To introduce students to language and methods of the area of Discrete Mathematics. The focus of the module is on basic mathematical concepts in discrete mathematics and on applications of discrete mathematics in algortihms and data structures. To show students how discrete mathematics can be used in modern computer science (with the focus on algorithmic applications).
On completion of the module the student should be able to:
- Understand the notion of mathematical thinking, mathematical proofs, and algorithmic thinking, and be able to apply them in problem solving.
- Understand the basics of discrete probability and number theory, and be able to apply the methods from these subjects in problem solving.
- Use effectively algebraic techniques to analyse basic discrete structures and algorithms.

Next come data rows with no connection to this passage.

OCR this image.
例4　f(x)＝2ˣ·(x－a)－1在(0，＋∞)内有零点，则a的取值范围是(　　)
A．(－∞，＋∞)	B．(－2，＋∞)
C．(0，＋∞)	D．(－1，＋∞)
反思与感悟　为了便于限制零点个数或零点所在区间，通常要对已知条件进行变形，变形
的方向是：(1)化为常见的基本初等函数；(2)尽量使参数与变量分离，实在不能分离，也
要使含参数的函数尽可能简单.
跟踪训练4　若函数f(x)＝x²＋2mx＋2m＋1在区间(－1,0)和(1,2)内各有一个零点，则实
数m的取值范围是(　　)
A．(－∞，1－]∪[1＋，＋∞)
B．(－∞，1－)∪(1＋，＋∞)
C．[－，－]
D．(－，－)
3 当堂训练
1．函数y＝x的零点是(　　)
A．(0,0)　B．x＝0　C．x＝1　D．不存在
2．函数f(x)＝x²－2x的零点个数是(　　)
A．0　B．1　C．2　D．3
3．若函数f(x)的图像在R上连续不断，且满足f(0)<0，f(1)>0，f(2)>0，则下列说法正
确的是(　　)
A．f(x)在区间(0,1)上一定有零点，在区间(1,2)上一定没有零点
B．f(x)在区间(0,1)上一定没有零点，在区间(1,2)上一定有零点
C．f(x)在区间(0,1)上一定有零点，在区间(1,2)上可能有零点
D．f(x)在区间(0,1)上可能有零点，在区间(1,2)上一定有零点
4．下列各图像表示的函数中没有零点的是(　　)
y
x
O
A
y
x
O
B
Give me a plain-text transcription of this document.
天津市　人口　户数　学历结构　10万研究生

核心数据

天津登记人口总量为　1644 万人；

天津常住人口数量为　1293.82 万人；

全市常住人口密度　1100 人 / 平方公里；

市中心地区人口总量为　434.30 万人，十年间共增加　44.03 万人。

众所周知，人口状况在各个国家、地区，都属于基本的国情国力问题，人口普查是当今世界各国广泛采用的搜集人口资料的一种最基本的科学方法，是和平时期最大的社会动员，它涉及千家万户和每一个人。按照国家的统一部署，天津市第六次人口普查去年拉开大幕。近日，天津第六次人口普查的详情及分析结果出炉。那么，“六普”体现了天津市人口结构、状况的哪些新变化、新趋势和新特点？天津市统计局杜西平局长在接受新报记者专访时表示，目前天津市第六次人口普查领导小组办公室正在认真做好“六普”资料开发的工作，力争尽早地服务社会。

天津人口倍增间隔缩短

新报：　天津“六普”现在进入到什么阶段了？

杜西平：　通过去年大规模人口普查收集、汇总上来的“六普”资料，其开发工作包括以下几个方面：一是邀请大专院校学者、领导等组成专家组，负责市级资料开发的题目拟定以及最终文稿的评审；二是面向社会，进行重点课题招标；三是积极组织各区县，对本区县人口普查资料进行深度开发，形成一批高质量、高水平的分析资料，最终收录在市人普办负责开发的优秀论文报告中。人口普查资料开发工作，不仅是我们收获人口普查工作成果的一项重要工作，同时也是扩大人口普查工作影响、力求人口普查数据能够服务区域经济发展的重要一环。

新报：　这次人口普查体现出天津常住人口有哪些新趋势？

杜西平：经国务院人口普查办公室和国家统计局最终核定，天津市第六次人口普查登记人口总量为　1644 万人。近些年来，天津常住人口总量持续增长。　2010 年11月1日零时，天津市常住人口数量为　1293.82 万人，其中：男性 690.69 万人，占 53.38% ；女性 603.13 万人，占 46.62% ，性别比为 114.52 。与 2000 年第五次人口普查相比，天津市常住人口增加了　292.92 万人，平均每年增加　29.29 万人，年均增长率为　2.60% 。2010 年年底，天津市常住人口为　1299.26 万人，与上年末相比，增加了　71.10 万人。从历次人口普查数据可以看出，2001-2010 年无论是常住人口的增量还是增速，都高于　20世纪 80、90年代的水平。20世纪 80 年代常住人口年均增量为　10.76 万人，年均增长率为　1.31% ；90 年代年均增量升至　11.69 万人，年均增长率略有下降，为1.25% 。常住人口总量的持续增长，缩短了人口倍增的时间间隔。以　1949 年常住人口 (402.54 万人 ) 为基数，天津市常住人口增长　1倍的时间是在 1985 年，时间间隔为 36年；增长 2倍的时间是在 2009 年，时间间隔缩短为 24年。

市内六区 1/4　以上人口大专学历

- Understand asymptotic notation, its significance, and be able to use it to analyse asymptotic performance for some basic algorithmic examples.
- Understand some basic properties of graphs and related discrete structures, and be able to relate these to practical examples.
- Introduction to combinatorics: counting techniques, pigeonhole principle, inclusion-exclusion.
- Recurrence relations, solving recurrences using generating functions.
- Master Theorem for solving recurrences.
- Graphs. Basic graph algorithms. Trees. Applications of graphs.
- Applications of linear algebra and matrix algebra in algorithms (e.g., in web searching).
- Algorithmic applications of random processes and Markov chains, for example, cover time in graphs and card shuffling.
- Partitions, enumerations with symmetries.